Acquiring capital is, according to Jones, the No. 1 obstacle for Black-owned businesses. Much of the training focuses on credit, credit scores, business plans – all the tools that help when it comes time to approach a bank, most of which are unwilling to lend money to Black-owned startups or businesses in expansion/growth mode.

“After 20 years in the market, I know many people who can help, so our one-on-one sessions involved customizing an approach that draws on those resources,” Jones said. 

He’s overtaxed, though. He said he sees five to six clients per day, and each session can easily run 90 minutes. His caseload is more than 100 clients. Even with a network of other business advisors, the numbers are exhausting, and because there have been no systemic solution in place to offset systemic obstacle, he said nearly every client starts at a point of informational deficiency. 

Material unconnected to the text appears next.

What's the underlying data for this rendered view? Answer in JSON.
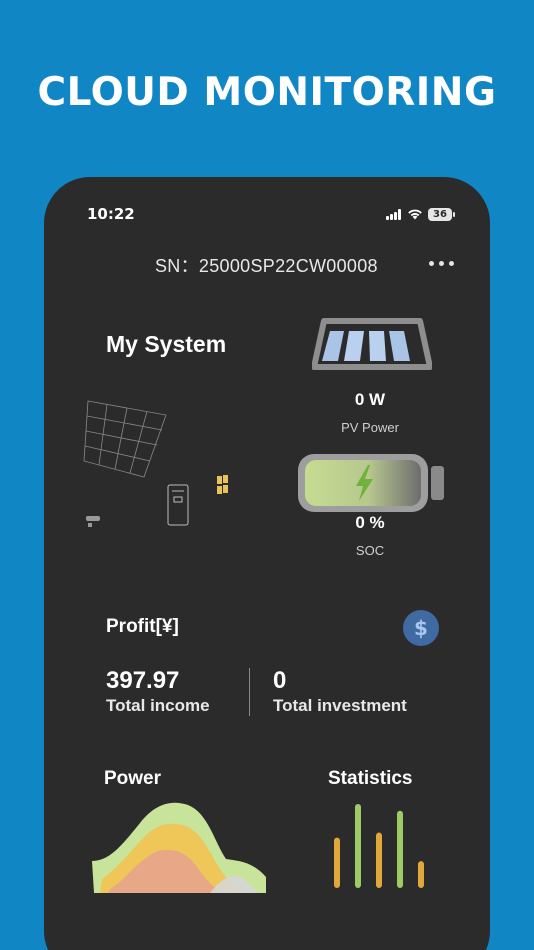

“There is a noticeable excitement at the beginning of the process,” Jones said, “but too often that turns to weariness when clients encounter reality, when two to three months becomes a year, and they ask ‘How many banks do we have to approach?’”

Hughes is convinced that the new Henrietta B. Foster Minority Small Business and Entrepreneurship Center will offer some hope and opportunities.

“The center will offer an opportunity to advance communities of color in Oklahoma City in ways that contribute to the advancement of the whole city,” Hughes said. “We need to identify the high-gross potential minority-owned businesses and create an infrastructure to support them. I think the Foster Center will be critical in that endeavor.”

Davis said assessing the state of Black-owned businesses is difficult, though, because to do it properly would require adequate financing that is unavailable.

“Who will track it? How?” she said. “The best we can do right now is get an LLC list from the Secretary of State, but that doesn’t tell us everything we need to know.”

Currently, according to Davis, the majority of Black-owned businesses are still on the service, not supply, side.

“We’ve always had the service side,” she said, “going all the way back to so-called domestic work, but we don’t have enough supply side businesses yet. There are definite gaps, especially in manufacturing, skilled trades and tech.”

Davis said the goal for all is to help the community expand vision and opportunities.

“Black business owners start with a dream, just like everyone else. They might can fry a delicious chicken wing, but they need skills and information to know how to open a chicken joint, from credit to financial documentation – all that access-based vocabulary that turns a dream into a reality.”